Example 3 In this example, the fiber concentration and spinning tone were examined by changing the solvent concentration in the coagulation bath. The nozzle diameter of the spinneret is 0.05 mm, the nozzle spacing is 2 mm, the air gap is 5 mm, the spinning speed is 100 m / min, and the single yarn fineness is 0.75 de.
And The coagulation bath is a sulfuric acid water bath and the concentration is 0 to 50% by weight.
Changed. The experimental results are shown in Table 3.

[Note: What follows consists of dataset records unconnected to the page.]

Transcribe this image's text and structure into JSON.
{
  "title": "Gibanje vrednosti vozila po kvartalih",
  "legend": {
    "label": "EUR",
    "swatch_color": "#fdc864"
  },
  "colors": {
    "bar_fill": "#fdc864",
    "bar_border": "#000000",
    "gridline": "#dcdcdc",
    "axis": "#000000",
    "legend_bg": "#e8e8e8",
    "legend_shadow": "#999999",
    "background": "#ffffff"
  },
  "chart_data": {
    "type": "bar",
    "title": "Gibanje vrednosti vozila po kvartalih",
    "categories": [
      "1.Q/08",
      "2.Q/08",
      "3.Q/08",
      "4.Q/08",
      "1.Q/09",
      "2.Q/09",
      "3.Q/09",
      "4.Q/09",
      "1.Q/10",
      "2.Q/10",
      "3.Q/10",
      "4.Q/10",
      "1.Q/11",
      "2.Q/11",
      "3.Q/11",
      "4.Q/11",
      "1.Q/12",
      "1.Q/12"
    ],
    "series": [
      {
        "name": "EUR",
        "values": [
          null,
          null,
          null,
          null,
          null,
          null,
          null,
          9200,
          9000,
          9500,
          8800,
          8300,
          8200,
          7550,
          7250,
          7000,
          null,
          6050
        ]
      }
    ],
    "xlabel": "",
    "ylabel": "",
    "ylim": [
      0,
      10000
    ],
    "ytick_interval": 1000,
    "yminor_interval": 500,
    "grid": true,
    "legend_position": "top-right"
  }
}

Experiment No. 8 is water containing substantially no solvent in the coagulation bath, but the coagulation is too rapid, and the A value is too large, resulting in poor abrasion resistance and a large number of spun yarns. Experiment NO
In No. 9, when the coagulation bath concentration was 30%, the yarn physical properties and abrasion resistance were considerably improved, but the spinning breakage did not reach the satisfactory range. Experiments NO10 and NO11 in the examples of the present invention have coagulation bath concentrations of 35 and 40% by weight, respectively, but in both cases, the mechanical properties and abrasion resistance of the obtained fibers are good, and the spinning breakage rate is extremely low. When the concentration of the coagulation bath is further increased to 50% by weight, the coagulation is insufficient and the yarn breakage remarkably increases.

[0034]

[Table 3]

[0035]

[Embodiment 4] In this embodiment, a study was conducted to make the single yarn fineness smaller than 0.75 de. Although it is preferable that the nozzle diameter be decreased along with the single yarn fineness, it was practically difficult to make it smaller than 0.02 mmφ. The other spinning conditions were the same as in Example 1.

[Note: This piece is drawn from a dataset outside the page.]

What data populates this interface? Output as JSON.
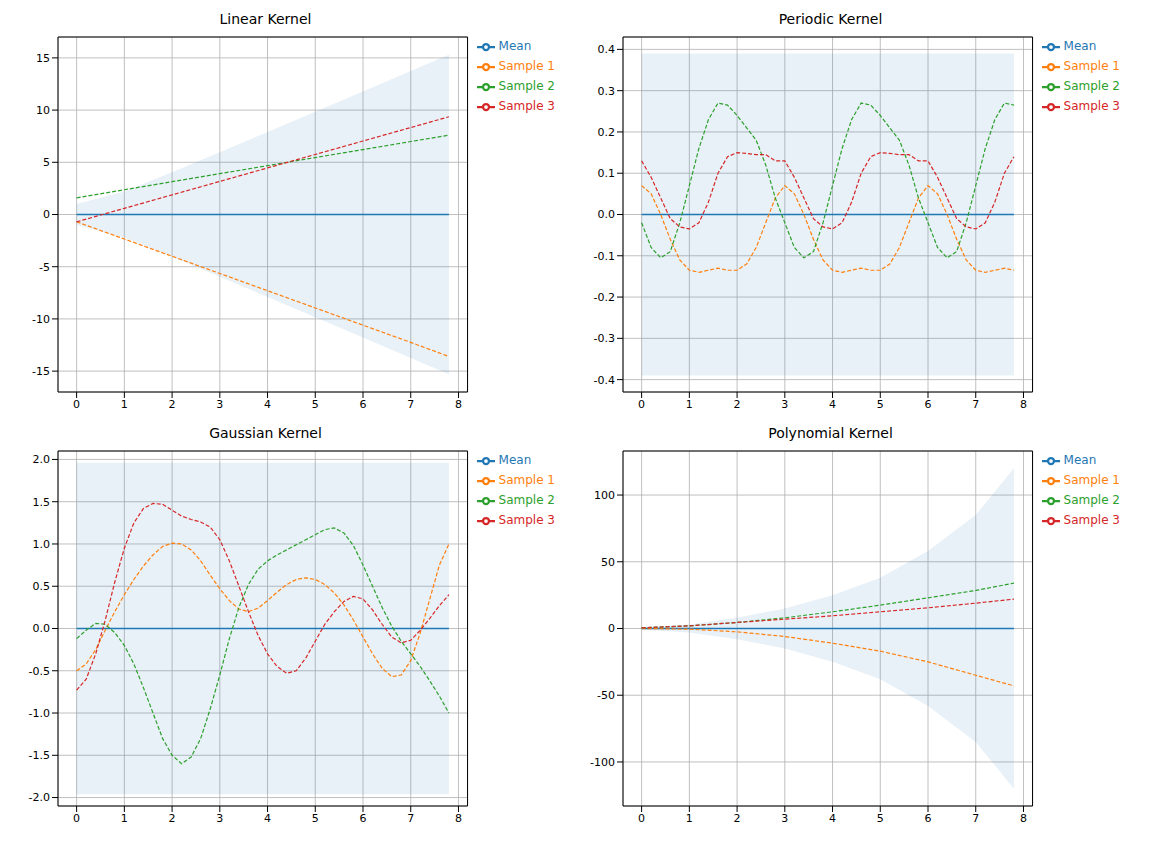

The performance of the spun yarn is shown in Table 4. As can be seen from the table, examples of the present invention experiment NO13 and NO
No. 14 had a single yarn fineness of 0.5 de and 0.33 de, respectively, but the performance of the yarn was good in both mechanical properties and abrasion resistance, and there was no problem in spinning tone. Example Experiment No. 15 of the present invention has a single-filament fineness of 0.17 de and tends to increase the number of spun yarns, but can be spun and has good yarn performance. However, reducing the single yarn fineness to 0.08 de was
As shown in column 16, the spinning was extremely difficult and the yarn that could be evaluated was not able to be spun. In addition, since the yarn of Experiment NO15 is 50 de, in the case of the abrasion resistance test, 60 yarns were combined and a yarn of 3000 de was prepared and then measured.

[0037]

[Table 4]

[Brief description of drawings]

[Figure 1] TMA curve of water-immersed yarn and absolutely dried yarn

[Figure 2] Hygroscopic yarn linear expansion curve

Claims (3)

[Claims] 1. An ultrafine aramid fiber having a single yarn fineness of 0.1 denier or more and less than 1 denier and a mechanical property within the following range. Strength: 18 g / de or more Elongation: 2.5% or more Initial modulus: 450 g / d or more Peak temperature A value of the hygroscopic linear expansion curve defined in the text is 60 ° C or less 2. The ultrafine aramid fiber according to claim 1, wherein 90 mol% or more of the repeating unit of aramid is composed of the following repeating unit (1). [Chemical 1] 3. A liquid crystal para-aligned aramid polymer solution is once discharged into an inert gas, brought into contact with a coagulation liquid, and then washed with water and dried to produce a predetermined aramid fiber. A method for producing an ultrafine aramid fiber, which simultaneously satisfies the relationship (2). (1) The distance between the die surface and the coagulating liquid surface is not more than 6 times the die nozzle interval (2) The solvent concentration in the coagulating liquid with which the spun filaments come into contact is 32 to 45% by weight.